1

What is the easiest way to read a file character by character in C#?

Currently, I am reading line by line by calling System.io.file.ReadLine(). I see that there is a Read() function but it doesn;t return a character...

I would also like to know how to detect the end of a line using such an approach...The input file in question is a CSV file....

user559142
  • 12,279
  • 49
  • 116
  • 179

2 Answers2

5

Open a TextReader (e.g. by File.OpenText - note that File is a static class, so you can't create an instance of it) and repeatedly call Read.

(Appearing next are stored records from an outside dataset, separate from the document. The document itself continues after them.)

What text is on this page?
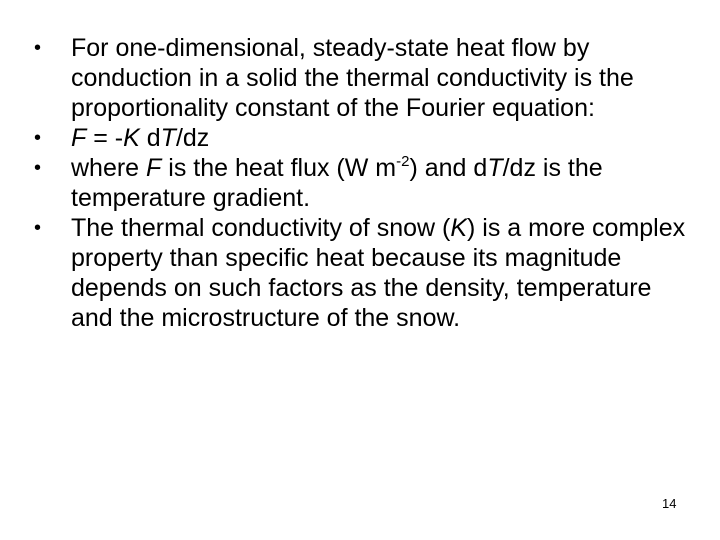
• For one-dimensional, steady-state heat flow by conduction in a solid the thermal conductivity is the proportionality constant of the Fourier equation:
• F = -K dT/dz
• where F is the heat flux (W $m^{-2}$) and dT/dz is the temperature gradient.
• The thermal conductivity of snow (K) is a more complex property than specific heat because its magnitude depends on such factors as the density, temperature and the microstructure of the snow.
14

That returns int rather than char so it can also indicate end of file:

int readResult = reader.Read();
if (readResult != -1)
{
    char nextChar = (char) readResult;
    // ...
}

Or to loop:

int readResult;
while ((readResult = reader.Read()) != -1)
{
    char nextChar = (char) readResult;
    // ...
}

Or for more funky goodness:

public static IEnumerable<char> ReadCharacters(string filename)
{
    using (var reader = File.OpenText(filename))
    {
        int readResult;
        while ((readResult = reader.Read()) != -1)
        {
            yield return (char) readResult;
        }
    }
}

...

foreach (char c in ReadCharacters("foo.txt"))
{
    ...
}

Note that all by default, File.OpenText will use an encoding of UTF-8. Specify an encoding explicitly if that isn't what you want.

EDIT: To find the end of a line, you'd check whether the character is \n... you'd potentially want to handle \r specially too, if this is a Windows text file.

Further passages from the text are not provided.